Pasalnya, rumah mereka di pinggiran Krueng Aceh dalam gampong itu terdampak fenomena tanah bergerak pada Rabu (13/1/2021) pagi akibat hujan deras semalamnya.
"Selama mengungsi di tenda kami merasa kedinginan, nyamuk banyak. Tidur seperti di atas air," kata Fitrina kepada Serambinews.com, Sabtu (16/1/2021).
Oleh karena itu, Fitrina yang merupakan salah satu korban terdampak tanah bergerak di desa itu yang kini mengungsi di tenda dekat rumahnya tersebut berharap adanya bantuan kasur.
Pasalnya, kata dia, selama di tenda, mereka tidur beralaskan tikar plastik, padahal saat ini sedang musim hujan, sehingga sangat terasa dingin saat hujan.

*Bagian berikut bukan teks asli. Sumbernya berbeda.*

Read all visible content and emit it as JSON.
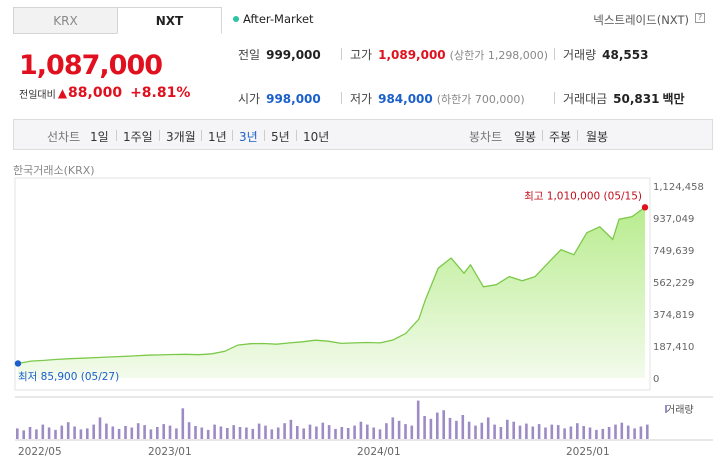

Fitrina mengatakan rumahnya itu saat ini terancam amblas karena berada di kawasan tanah bergerak yang kini telah ditarik garis polisi.
"Bagian bangunan mulai ada yang retak. Bahkan, di bangunan dapur dekat pondasi mulai amblas dan pipa air pembuang kamar mandi patah akibat tanah bergeser," ucapnya.
Dampak tanah bergerak
Seperti diberitakan sebelumnya, 14 KK, warga Gampong Lamkleng, Kecamatan Kuta Cot Glie, Aceh Besar, terancam harus mengungsi ke tenda.
Pasalnya, rumah mereka berada di lintasan tanah bergerak di pinggiran Krueng Aceh dalam gampong itu yang terjadi Rabu (13/1/2021) pagi akibat hujan deras semalamnya.
Jarak rumah itu dengan pinggiran Krueng Aceh 150-200 meter.
Rumah mereka sudah retak-retak dan seperti longsor akibat tanah bergerak ini 40 cm hingga satu meter ke bawah.
Hal ini sesuai pengukuran BPBD dan BMKG.
Bupati berkunjung
Bupati Aceh Besar, Ir Mawardi Ali pun, berkunjung ke Gampong Lamkleng untuk melihat dampak tanah bergerak di gampong itu serta warga yang harus mengungsi di tenda.
Kunjungan itu dilakukan Bupati dan rombongan, Kamis (14/1/2021).
Peninjauan ini dilakukan bersama Kepala BPBD Aceh Besar, Farhan AP, Camat Kuta Cot Glie, Imam Munandar, Keuchik Lamkleng, Muhammad Fajri, dan aparat keamanan gampong setempat.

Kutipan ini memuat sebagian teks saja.